“It was Scarlet with the lead pipe in the garage,” my daughter asserted. We both love playing games. I especially enjoy how it not only gives us quality time together but improves not just her critical thinking but mine too.
Clue was one of my favorite games to play with my sister when I was younger. While I was eager to introduce it to Quinn, I was a bit apprehensive because of the premise of the game: find out who committed the murder, with what and where? According to the box, it’s for ages eight and up, but after giving it some thought and discussing it with my six year old, we determined that she could handle it without the game being too much for her. Boy, was I right!
Though there were newly added rooms, and I had to relearn some of the basic rules, it took Quinn no time to catch on to the concept of Clue. She strategically went to the different rooms to cross off what places the murder didn’t happen, and paid close attention as her dad and I did the same so that she could rule out suspects.

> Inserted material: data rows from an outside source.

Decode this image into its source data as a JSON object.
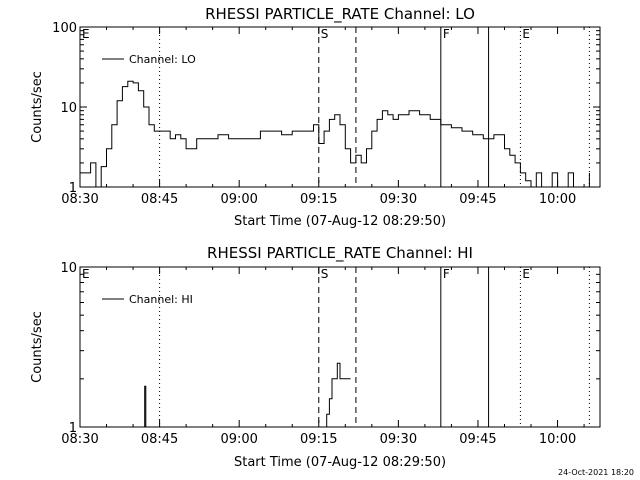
{
  "footer": {
    "timestamp": "24-Oct-2021 18:20"
  },
  "chart_data": [
    {
      "type": "line",
      "title": "RHESSI PARTICLE_RATE Channel: LO",
      "xlabel": "Start Time (07-Aug-12 08:29:50)",
      "ylabel": "Counts/sec",
      "y_scale": "log",
      "ylim": [
        1,
        100
      ],
      "xlim": [
        "08:30",
        "10:08"
      ],
      "x_ticks": [
        "08:30",
        "08:45",
        "09:00",
        "09:15",
        "09:30",
        "09:45",
        "10:00"
      ],
      "y_ticks": [
        "1",
        "10",
        "100"
      ],
      "grid": false,
      "legend": {
        "position": "top-left",
        "entries": [
          "Channel: LO"
        ]
      },
      "series": [
        {
          "name": "Channel: LO",
          "x": [
            "08:30",
            "08:32",
            "08:33",
            "08:34",
            "08:35",
            "08:36",
            "08:37",
            "08:38",
            "08:39",
            "08:40",
            "08:41",
            "08:42",
            "08:43",
            "08:44",
            "08:45",
            "08:46",
            "08:47",
            "08:48",
            "08:49",
            "08:50",
            "08:52",
            "08:54",
            "08:56",
            "08:58",
            "09:00",
            "09:02",
            "09:04",
            "09:06",
            "09:08",
            "09:10",
            "09:12",
            "09:14",
            "09:15",
            "09:16",
            "09:17",
            "09:18",
            "09:19",
            "09:20",
            "09:21",
            "09:22",
            "09:23",
            "09:24",
            "09:25",
            "09:26",
            "09:27",
            "09:28",
            "09:29",
            "09:30",
            "09:32",
            "09:34",
            "09:36",
            "09:38",
            "09:40",
            "09:42",
            "09:44",
            "09:46",
            "09:48",
            "09:50",
            "09:51",
            "09:52",
            "09:53",
            "09:54",
            "09:55",
            "09:56",
            "09:57",
            "09:58",
            "09:59",
            "10:00",
            "10:01",
            "10:02",
            "10:03",
            "10:04",
            "10:05",
            "10:06"
          ],
          "values": [
            1.5,
            2,
            1,
            1.8,
            3,
            6,
            12,
            18,
            21,
            20,
            16,
            10,
            6,
            5,
            5,
            5,
            4,
            4.5,
            4,
            3,
            4,
            4,
            4.5,
            4,
            4,
            4,
            5,
            5,
            4.5,
            5,
            5,
            6,
            3.5,
            5,
            7,
            8,
            6,
            3,
            2,
            2.5,
            2,
            3,
            5,
            7,
            9,
            8,
            7,
            8,
            9,
            8,
            7,
            6,
            5.5,
            5,
            4.5,
            4,
            4.5,
            3,
            2.5,
            2,
            1.5,
            1.2,
            1,
            1.5,
            1,
            1,
            1.5,
            1,
            1,
            1.5,
            1,
            1,
            1,
            1.5
          ]
        }
      ],
      "event_markers": [
        {
          "label": "E",
          "time": "08:30",
          "style": "none"
        },
        {
          "label": "",
          "time": "08:45",
          "style": "dotted"
        },
        {
          "label": "S",
          "time": "09:15",
          "style": "dashed"
        },
        {
          "label": "",
          "time": "09:22",
          "style": "dashed"
        },
        {
          "label": "F",
          "time": "09:38",
          "style": "solid"
        },
        {
          "label": "",
          "time": "09:47",
          "style": "solid"
        },
        {
          "label": "E",
          "time": "09:53",
          "style": "dotted"
        },
        {
          "label": "",
          "time": "10:06",
          "style": "dotted"
        }
      ]
    },
    {
      "type": "line",
      "title": "RHESSI PARTICLE_RATE Channel: HI",
      "xlabel": "Start Time (07-Aug-12 08:29:50)",
      "ylabel": "Counts/sec",
      "y_scale": "log",
      "ylim": [
        1,
        10
      ],
      "xlim": [
        "08:30",
        "10:08"
      ],
      "x_ticks": [
        "08:30",
        "08:45",
        "09:00",
        "09:15",
        "09:30",
        "09:45",
        "10:00"
      ],
      "y_ticks": [
        "1",
        "10"
      ],
      "grid": false,
      "legend": {
        "position": "top-left",
        "entries": [
          "Channel: HI"
        ]
      },
      "series": [
        {
          "name": "Channel: HI",
          "x": [
            "08:42.0",
            "08:42.2",
            "08:42.4",
            "08:42.6",
            "08:42.8",
            "09:16.0",
            "09:16.5",
            "09:17.0",
            "09:17.5",
            "09:18.0",
            "09:18.5",
            "09:19.0",
            "09:19.5",
            "09:20.0",
            "09:21.0"
          ],
          "values": [
            1,
            1.8,
            1,
            1,
            1,
            1,
            1.2,
            1.5,
            2,
            2,
            2.5,
            2,
            2,
            2,
            2
          ]
        }
      ],
      "event_markers": [
        {
          "label": "E",
          "time": "08:30",
          "style": "none"
        },
        {
          "label": "",
          "time": "08:45",
          "style": "dotted"
        },
        {
          "label": "S",
          "time": "09:15",
          "style": "dashed"
        },
        {
          "label": "",
          "time": "09:22",
          "style": "dashed"
        },
        {
          "label": "F",
          "time": "09:38",
          "style": "solid"
        },
        {
          "label": "",
          "time": "09:47",
          "style": "solid"
        },
        {
          "label": "E",
          "time": "09:53",
          "style": "dotted"
        },
        {
          "label": "",
          "time": "10:06",
          "style": "dotted"
        }
      ]
    }
  ]
}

As I determined what cards were in the clue envelope and eagerly awaited my turn, Quinn solved the crime! I was always amazed at how “clued” in she was. A part of me was pleasantly surprised, but then again, she’s always been good at critical thinking. Some people think children are too young to understand certain concepts or lack basic critical thinking skills, but oftentimes it is us adults who are clueless for doubting or underestimating the abilities of children. Time and time again, Quinn reminds me of how adults can learn so many lessons from children.